Cited studies:
1. Bardwell G, Ivsins A, Mansoor M, Nolan S, Kerr T. Safer opioid supply via a biometric dispensing machine: a qualitative study of barriers, facilitators and associated outcomes. Can Med Assoc J. 2023;195(19):E668-E76.
2. Klimas J, Hamilton MA, Carney G, et al. Individualized prescribing portraits to reduce inappropriate initiation of opioid analgesics to opioid naïve patients in primary care: Protocol for a randomized controlled trial. Contemp Clin Trials. 2021:106462.
3. Santo T, Jr., Clark B, Hickman M, et al. Association of Opioid agonist treatment with all-cause mortality and specific causes of death among people with opioid dependence: A systematic review and meta-analysis. JAMA Psych. 2021;78(9):979-993.
4. BC Coroners Service. Unregulated Drug Deaths in B.C. (to May 31, 2023) Victoria, BC: Ministry of Public Safety & Solicitor General; 2023 [updated June 13; cited 2023 July 17]. Available from: https://www2.gov.bc.ca/gov/content/life-events/death
5. Narayan S, Brath H, Di Marco D, Maclure M, McCracken R, Klimas J. “I’m almost opioid-a-phobic”: family medicine residents’ perceptions of enhancing opioid analgesic and agonist treatment training in a Canadian setting. Educ Prim Care. 2023:1-7.

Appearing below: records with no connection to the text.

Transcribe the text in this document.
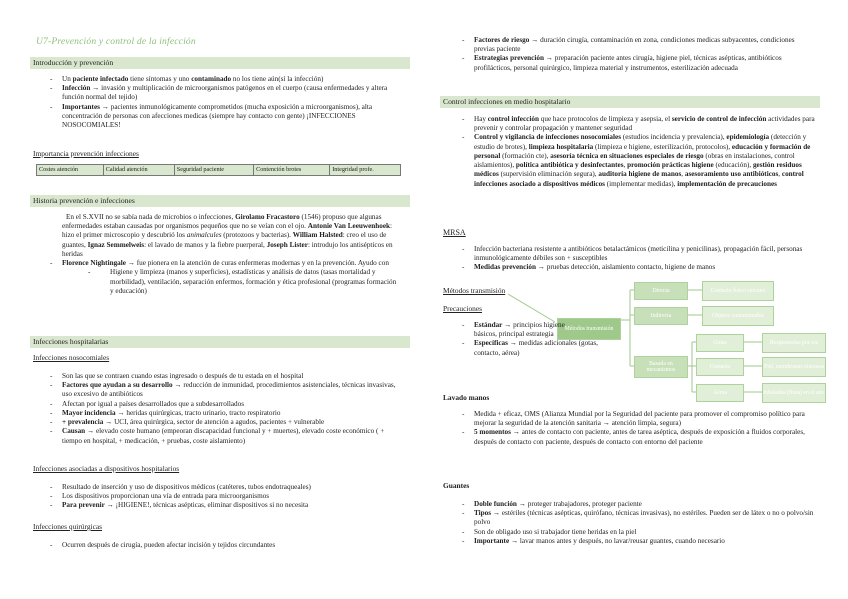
U7-Prevención y control de la infección
Introducción y prevención
- Un paciente infectado tiene síntomas y uno contaminado no los tiene aún(sí la infección)
- Infección → invasión y multiplicación de microorganismos patógenos en el cuerpo (causa enfermedades y altera función normal del tejido)
- Importantes → pacientes inmunológicamente comprometidos (mucha exposición a microorganismos), alta concentración de personas con afecciones medicas (siempre hay contacto con gente) ¡INFECCIONES NOSOCOMIALES!
Importancia prevención infecciones
Costes atención	Calidad atención	Seguridad paciente	Contención brotes	Integridad profe.
Historia prevención e infecciones
En el S.XVII no se sabía nada de microbios o infecciones, Girolamo Fracastoro (1546) propuso que algunas enfermedades estaban causadas por organismos pequeños que no se veían con el ojo. Antonie Van Leeuwenhoek: hizo el primer microscopio y descubrió los animalcules (protozoos y bacterias). William Halsted: creo el uso de guantes, Ignaz Semmelweis: el lavado de manos y la fiebre puerperal, Joseph Lister: introdujo los antisépticos en heridas
- Florence Nightingale → fue pionera en la atención de curas enfermeras modernas y en la prevención. Ayudo con
-	Higiene y limpieza (manos y superficies), estadísticas y análisis de datos (tasas mortalidad y morbilidad), ventilación, separación enfermos, formación y ética profesional (programas formación y educación)
Infecciones hospitalarias
Infecciones nosocomiales
- Son las que se contraen cuando estas ingresado o después de tu estada en el hospital
- Factores que ayudan a su desarrollo → reducción de inmunidad, procedimientos asistenciales, técnicas invasivas, uso excesivo de antibióticos
- Afectan por igual a países desarrollados que a subdesarrollados
- Mayor incidencia → heridas quirúrgicas, tracto urinario, tracto respiratorio
- + prevalencia → UCI, área quirúrgica, sector de atención a agudos, pacientes + vulnerable
- Causan → elevado coste humano (empeoran discapacidad funcional y + muertes), elevado coste económico ( + tiempo en hospital, + medicación, + pruebas, coste aislamiento)
Infecciones asociadas a dispositivos hospitalarios
- Resultado de inserción y uso de dispositivos médicos (catéteres, tubos endotraqueales)
- Los dispositivos proporcionan una vía de entrada para microorganismos
- Para prevenir → ¡HIGIENE!, técnicas asépticas, eliminar dispositivos si no necesita
Infecciones quirúrgicas
- Ocurren después de cirugía, pueden afectar incisión y tejidos circundantes
- Factores de riesgo → duración cirugía, contaminación en zona, condiciones medicas subyacentes, condiciones previas paciente
- Estrategias prevención → preparación paciente antes cirugía, higiene piel, técnicas asépticas, antibióticos profilácticos, personal quirúrgico, limpieza material y instrumentos, esterilización adecuada
Control infecciones en medio hospitalario
- Hay control infección que hace protocolos de limpieza y asepsia, el servicio de control de infección actividades para prevenir y controlar propagación y mantener seguridad
- Control y vigilancia de infecciones nosocomiales (estudios incidencia y prevalencia), epidemiología (detección y estudio de brotes), limpieza hospitalaria (limpieza e higiene, esterilización, protocolos), educación y formación de personal (formación cte), asesoría técnica en situaciones especiales de riesgo (obras en instalaciones, control aislamientos), política antibiótica y desinfectantes, promoción prácticas higiene (educación), gestión residuos médicos (supervisión eliminación segura), auditoría higiene de manos, asesoramiento uso antibióticos, control infecciones asociado a dispositivos médicos (implementar medidas), implementación de precauciones
MRSA
- Infección bacteriana resistente a antibióticos betalactámicos (meticilina y penicilinas), propagación fácil, personas inmunológicamente débiles son + susceptibles
- Medidas prevención → pruebas detección, aislamiento contacto, higiene de manos
Métodos transmisión
Métodos transmisión
Directa
Indirecta
Basada en mecanismos
Contacto físico cercano
Objetos contaminados
Gotas
Contacto
Aérea
Respiratorias por tos
Piel, membranas mucosas
Inhaladas (finas) en el aire
Precauciones
- Estándar → principios higiene básicos, principal estrategia
- Específicas → medidas adicionales (gotas, contacto, aérea)
Lavado manos
- Medida + eficaz, OMS (Alianza Mundial por la Seguridad del paciente para promover el compromiso político para mejorar la seguridad de la atención sanitaria → atención limpia, segura)
- 5 momentos → antes de contacto con paciente, antes de tarea aséptica, después de exposición a fluidos corporales, después de contacto con paciente, después de contacto con entorno del paciente
Guantes
- Doble función → proteger trabajadores, proteger paciente
- Tipos → estériles (técnicas asépticas, quirófano, técnicas invasivas), no estériles. Pueden ser de látex o no o polvo/sin polvo
- Son de obligado uso si trabajador tiene heridas en la piel
- Importante → lavar manos antes y después, no lavar/reusar guantes, cuando necesario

Many physician-focused interventions, including peer comparison letters, training, and academic detailing, have been studied to reduce opioid prescriptions in primary care.(2) These interventions were justified by older Canadian and US data that highlighted high rates of pharmaceutical opioid use, including non-medical use.(3) Yet, pharmaceutical opioids are no longer driving the current crisis.(4) This narrow focus on reducing opioid prescribing for chronic non-cancer pain may have inadvertently deterred physicians from prescribing opioid agonists, slow-release oral morphine, and hydromorphone for severe OUD.(5) Therefore, caution must be exercised when using feedback programs to reduce opioid prescribing by family physicians, as recent evidence and our own large randomized evaluation in BC suggest their limited effectiveness.(2)

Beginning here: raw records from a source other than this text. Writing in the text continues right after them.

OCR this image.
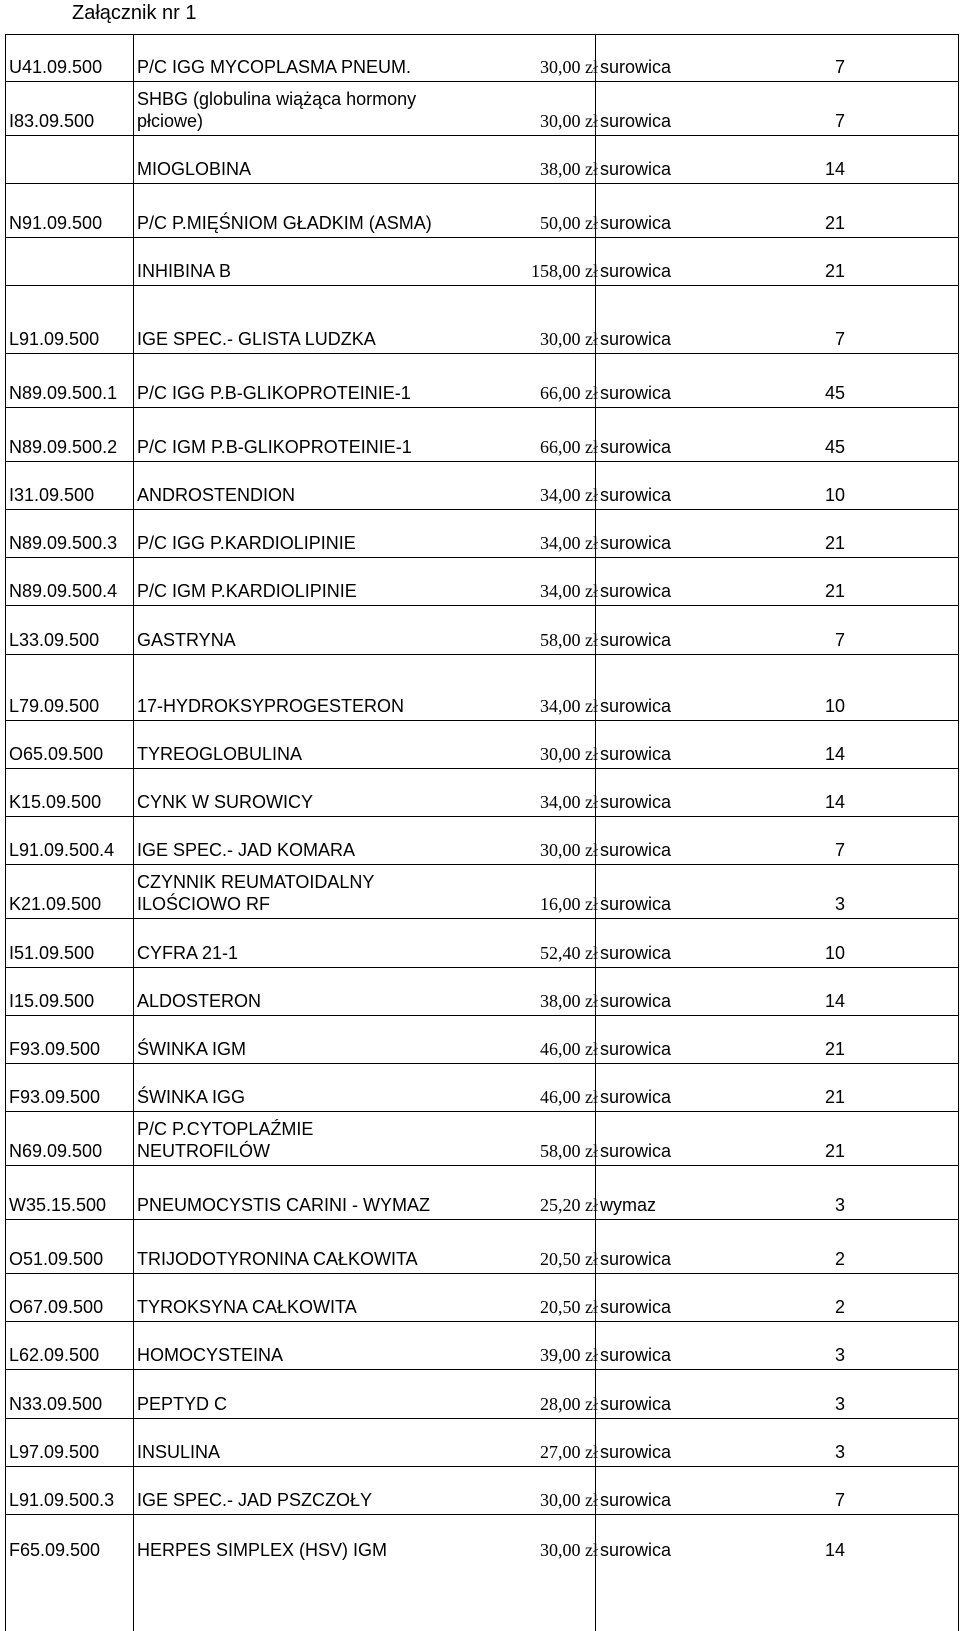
Załącznik nr 1
U41.09.500 P/C IGG MYCOPLASMA PNEUM.	30,00 zł surowica	7
I83.09.500
SHBG (globulina wiążąca hormony
płciowe)	30,00 zł surowica	7
MIOGLOBINA	38,00 zł surowica	14
N91.09.500 P/C P.MIĘŚNIOM GŁADKIM (ASMA)	50,00 zł surowica	21
INHIBINA B	158,00 zł surowica	21
L91.09.500 IGE SPEC.- GLISTA LUDZKA	30,00 zł surowica	7
N89.09.500.1 P/C IGG P.B-GLIKOPROTEINIE-1	66,00 zł surowica	45
N89.09.500.2 P/C IGM P.B-GLIKOPROTEINIE-1	66,00 zł surowica	45
I31.09.500 ANDROSTENDION	34,00 zł surowica	10
N89.09.500.3 P/C IGG P.KARDIOLIPINIE	34,00 zł surowica	21
N89.09.500.4 P/C IGM P.KARDIOLIPINIE	34,00 zł surowica	21
L33.09.500 GASTRYNA	58,00 zł surowica	7
L79.09.500 17-HYDROKSYPROGESTERON	34,00 zł surowica	10
O65.09.500 TYREOGLOBULINA	30,00 zł surowica	14
K15.09.500 CYNK W SUROWICY	34,00 zł surowica	14
L91.09.500.4 IGE SPEC.- JAD KOMARA	30,00 zł surowica	7
K21.09.500
CZYNNIK REUMATOIDALNY
ILOŚCIOWO RF	16,00 zł surowica	3
I51.09.500 CYFRA 21-1	52,40 zł surowica	10
I15.09.500 ALDOSTERON	38,00 zł surowica	14
F93.09.500 ŚWINKA IGM	46,00 zł surowica	21
F93.09.500 ŚWINKA IGG	46,00 zł surowica	21
N69.09.500
P/C P.CYTOPLAŹMIE
NEUTROFILÓW	58,00 zł surowica	21
W35.15.500 PNEUMOCYSTIS CARINI - WYMAZ	25,20 zł wymaz	3
O51.09.500 TRIJODOTYRONINA CAŁKOWITA	20,50 zł surowica	2
O67.09.500 TYROKSYNA CAŁKOWITA	20,50 zł surowica	2
L62.09.500 HOMOCYSTEINA	39,00 zł surowica	3
N33.09.500 PEPTYD C	28,00 zł surowica	3
L97.09.500 INSULINA	27,00 zł surowica	3
L91.09.500.3 IGE SPEC.- JAD PSZCZOŁY	30,00 zł surowica	7
F65.09.500 HERPES SIMPLEX (HSV) IGM	30,00 zł surowica	14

Shifting Focus, Accelerating Innovative Vending Machines
While primary care providers play a vital role in managing OUD, we need to understand their optimal involvement in screening, treatment, and risk mitigation. Treatment of OUD and improving the purity of substances used by PWOUD are distinct issues that require separate attention. This is similar to the difference between screening and treatment of tobacco or alcohol use disorders and the regulation and policing of tobacco and alcohol. Primary care providers are well suited to do screening / treatment, but to expect these providers to also do the work of ensuring reliable access to tobacco or alcohol would be unreasonable.

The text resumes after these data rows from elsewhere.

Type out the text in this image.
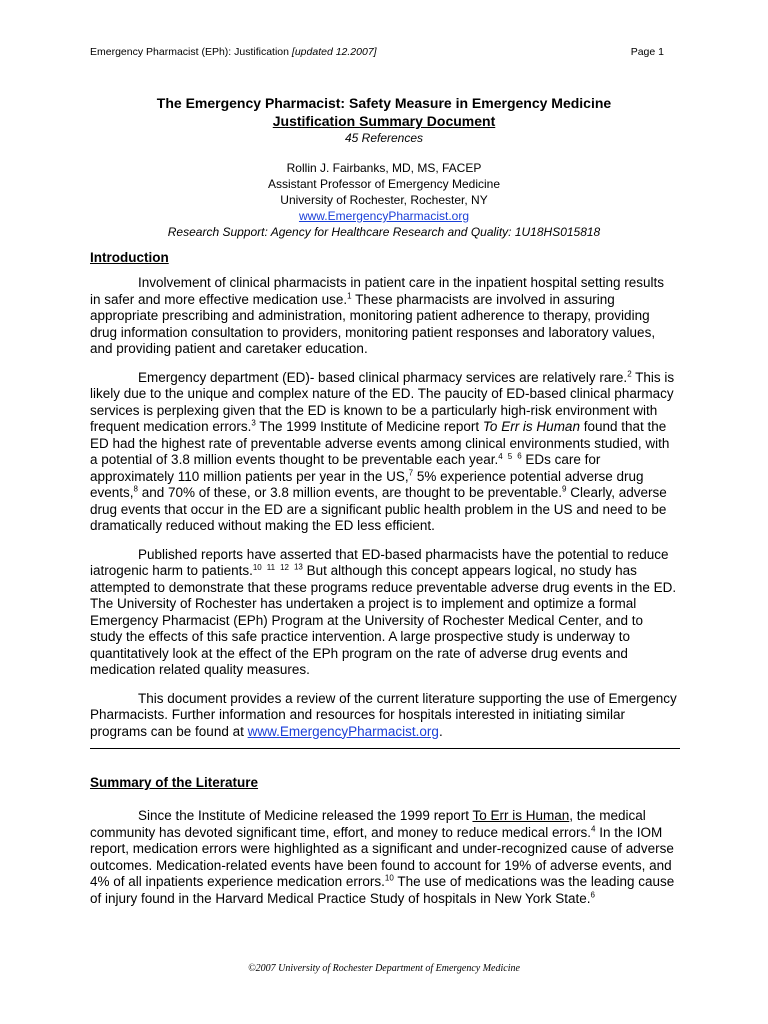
Emergency Pharmacist (EPh): Justification [updated 12.2007]	Page 1
The Emergency Pharmacist: Safety Measure in Emergency Medicine
Justification Summary Document
45 References
Rollin J. Fairbanks, MD, MS, FACEP
Assistant Professor of Emergency Medicine
University of Rochester, Rochester, NY
www.EmergencyPharmacist.org
Research Support: Agency for Healthcare Research and Quality: 1U18HS015818
Introduction

Involvement of clinical pharmacists in patient care in the inpatient hospital setting results in safer and more effective medication use.$^1$ These pharmacists are involved in assuring appropriate prescribing and administration, monitoring patient adherence to therapy, providing drug information consultation to providers, monitoring patient responses and laboratory values, and providing patient and caretaker education.

Emergency department (ED)- based clinical pharmacy services are relatively rare.$^2$ This is likely due to the unique and complex nature of the ED. The paucity of ED-based clinical pharmacy services is perplexing given that the ED is known to be a particularly high-risk environment with frequent medication errors.$^3$ The 1999 Institute of Medicine report To Err is Human found that the ED had the highest rate of preventable adverse events among clinical environments studied, with a potential of 3.8 million events thought to be preventable each year.$^4$ $^5$ $^6$ EDs care for approximately 110 million patients per year in the US,$^7$ 5% experience potential adverse drug events,$^8$ and 70% of these, or 3.8 million events, are thought to be preventable.$^9$ Clearly, adverse drug events that occur in the ED are a significant public health problem in the US and need to be dramatically reduced without making the ED less efficient.

Published reports have asserted that ED-based pharmacists have the potential to reduce iatrogenic harm to patients.$^{10}$ $^{11}$ $^{12}$ $^{13}$ But although this concept appears logical, no study has attempted to demonstrate that these programs reduce preventable adverse drug events in the ED. The University of Rochester has undertaken a project is to implement and optimize a formal Emergency Pharmacist (EPh) Program at the University of Rochester Medical Center, and to study the effects of this safe practice intervention. A large prospective study is underway to quantitatively look at the effect of the EPh program on the rate of adverse drug events and medication related quality measures.

This document provides a review of the current literature supporting the use of Emergency Pharmacists. Further information and resources for hospitals interested in initiating similar programs can be found at www.EmergencyPharmacist.org.

Summary of the Literature

Since the Institute of Medicine released the 1999 report To Err is Human, the medical community has devoted significant time, effort, and money to reduce medical errors.$^4$ In the IOM report, medication errors were highlighted as a significant and under-recognized cause of adverse outcomes. Medication-related events have been found to account for 19% of adverse events, and 4% of all inpatients experience medication errors.$^{10}$ The use of medications was the leading cause of injury found in the Harvard Medical Practice Study of hospitals in New York State.$^6$

©2007 University of Rochester Department of Emergency Medicine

The drug poisoning crisis demands urgent action and a shift in focus towards addressing the adulterants in drug supply rather than using limited resources to reduce opioid prescribing. By clarifying roles, identifying gaps, and expediting the implementation of evidence-based interventions, we can make meaningful progress in mitigating the crisis and protecting vulnerable individuals.